As a newbie in just about every aspect of this project I resorted to Google and found the 74LVC series of parts. These are 3.3V logic gates and buffers that are 5V tolerant. E.g. they'll translate 5V -> 3.3V but not the other way.
I'm using the 74LVC245 bi-directional buffer to connect address and data lines and regular AND/OR/etc gates for the various control pins.
I also briefly tried the 74LVC4245 which does up translation (3.3V -> 5V) as well.
However, I've hit all manner of little niggly issues using the LVC series. Essentially they're too fast. Their transitions between low and high cause bouncing with other parts on the same PCB. The '4245 was the worst, each time it drove the data bus other chips would toggle their state with apparent ground bounce like issues (all this is new to me so I may well have this wrong!).
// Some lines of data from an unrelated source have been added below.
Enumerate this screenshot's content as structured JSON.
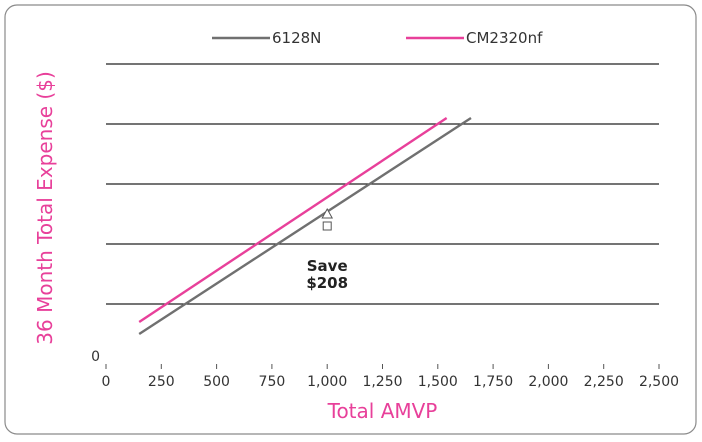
{
  "chart_data": {
    "type": "line",
    "xlabel": "Total AMVP",
    "ylabel": "36 Month Total Expense ($)",
    "axis_title_color": "#e8409a",
    "xlim": [
      0,
      2500
    ],
    "x_ticks": [
      "0",
      "250",
      "500",
      "750",
      "1,000",
      "1,250",
      "1,500",
      "1,750",
      "2,000",
      "2,250",
      "2,500"
    ],
    "y_ticks": [
      "0"
    ],
    "grid": "horizontal",
    "legend_position": "top",
    "series": [
      {
        "name": "6128N",
        "color": "#707070",
        "x": [
          150,
          1650
        ],
        "y": [
          0.5,
          4.1
        ],
        "marker": "square",
        "marker_x": 1000,
        "marker_y": 2.3
      },
      {
        "name": "CM2320nf",
        "color": "#e8409a",
        "x": [
          150,
          1540
        ],
        "y": [
          0.7,
          4.1
        ],
        "marker": "triangle",
        "marker_x": 1000,
        "marker_y": 2.5
      }
    ],
    "annotations": [
      {
        "lines": [
          "Save",
          "$208"
        ],
        "x": 1000,
        "y": 1.55
      }
    ]
  }
}
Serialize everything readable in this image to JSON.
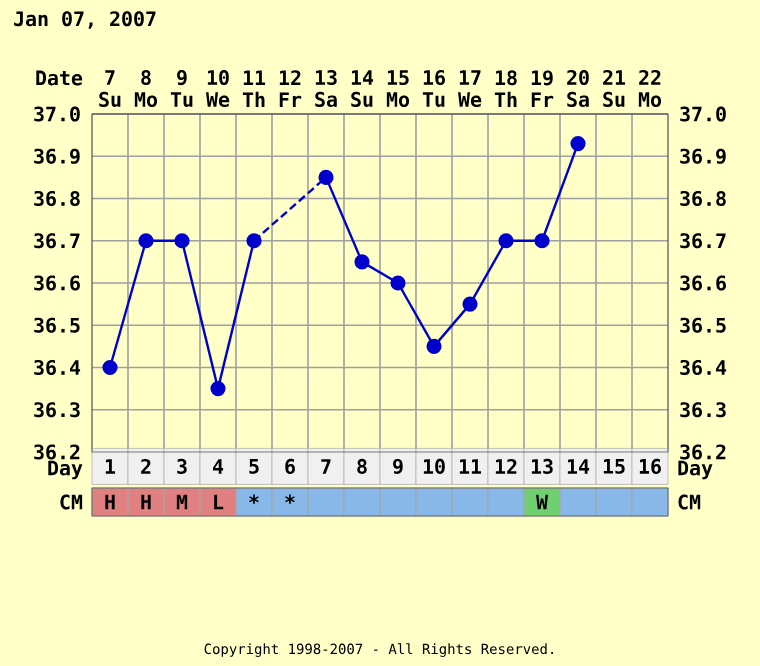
{
  "chart_data": [
    {
      "type": "line",
      "title": "Jan 07, 2007",
      "xlabel": "Day",
      "x2label": "Date",
      "annotations": [
        "Copyright 1998-2007 - All Rights Reserved."
      ],
      "x": [
        1,
        2,
        3,
        4,
        5,
        6,
        7,
        8,
        9,
        10,
        11,
        12,
        13,
        14
      ],
      "xlim": [
        0.5,
        16.5
      ],
      "xticks": [
        1,
        2,
        3,
        4,
        5,
        6,
        7,
        8,
        9,
        10,
        11,
        12,
        13,
        14,
        15,
        16
      ],
      "x2lim": [
        6.5,
        22.5
      ],
      "x2ticks": [
        {
          "value": 7,
          "label": "7 Su"
        },
        {
          "value": 8,
          "label": "8 Mo"
        },
        {
          "value": 9,
          "label": "9 Tu"
        },
        {
          "value": 10,
          "label": "10 We"
        },
        {
          "value": 11,
          "label": "11 Th"
        },
        {
          "value": 12,
          "label": "12 Fr"
        },
        {
          "value": 13,
          "label": "13 Sa"
        },
        {
          "value": 14,
          "label": "14 Su"
        },
        {
          "value": 15,
          "label": "15 Mo"
        },
        {
          "value": 16,
          "label": "16 Tu"
        },
        {
          "value": 17,
          "label": "17 We"
        },
        {
          "value": 18,
          "label": "18 Th"
        },
        {
          "value": 19,
          "label": "19 Fr"
        },
        {
          "value": 20,
          "label": "20 Sa"
        },
        {
          "value": 21,
          "label": "21 Su"
        },
        {
          "value": 22,
          "label": "22 Mo"
        }
      ],
      "ylim": [
        36.2,
        37.0
      ],
      "yticks": [
        36.2,
        36.3,
        36.4,
        36.5,
        36.6,
        36.7,
        36.8,
        36.9,
        {
          "value": 37,
          "label": "37.0"
        }
      ],
      "y2lim": [
        36.2,
        37.0
      ],
      "y2ticks": [
        36.2,
        36.3,
        36.4,
        36.5,
        36.6,
        36.7,
        36.8,
        36.9,
        {
          "value": 37,
          "label": "37.0"
        }
      ],
      "grid": true,
      "series": [
        {
          "color": "#0000cc",
          "marker": "circle",
          "line_style": "solid",
          "values": [
            36.4,
            36.7,
            36.7,
            36.35,
            36.7,
            null,
            36.85,
            36.65,
            36.6,
            36.45,
            36.55,
            36.7,
            36.7,
            36.93
          ]
        },
        {
          "color": "#0000cd",
          "marker": "none",
          "line_style": "dashed",
          "x": [
            5,
            7
          ],
          "values": [
            36.7,
            36.85
          ]
        }
      ]
    },
    {
      "type": "other",
      "ylabel": "CM",
      "categories": [
        "H",
        "H",
        "M",
        "L",
        "*",
        "*",
        null,
        null,
        null,
        null,
        null,
        null,
        "W",
        null,
        null,
        null
      ],
      "colors": [
        "#e08080",
        "#e08080",
        "#e08080",
        "#e08080",
        "#88b8e8",
        "#88b8e8",
        "#88b8e8",
        "#88b8e8",
        "#88b8e8",
        "#88b8e8",
        "#88b8e8",
        "#88b8e8",
        "#70d070",
        "#88b8e8",
        "#88b8e8",
        "#88b8e8"
      ]
    }
  ]
}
The other downside is most of the parts are only available in surface mount packages.
In the last couple of days I've been trying the 74AHC series instead on the same PCB. These parts support 2-6V (e.g. are happy at 3.3V), have 5V tolerant inputs, and operate at about half the speed. My initial tinkering suggests they're working much better.
As an example of an issue, I'm using a 74LVC139 to decode IORQ and M1 into "IORQ and not M1", "M1 and not IORQ", and "INT_ACK" (interrupt acknowledge, IORQ and M1).
It turns out at the end of an interrupt request cycle IORQ and M1 don't return to high at quite the same time, there is maybe a 4ns gap between them. Annoyingly this is enough for the '139 to switch outputs which in turn triggers the Pico into thinking an I/O request is underway.
The analog traces at the top show M1 and IORQ while the digital traces (circled) show INT_ACK and IORQ_and_not_M1.
The ACH part doesn't appear to be fast enough to react to the lag.
Full schematic of my current prototype attached.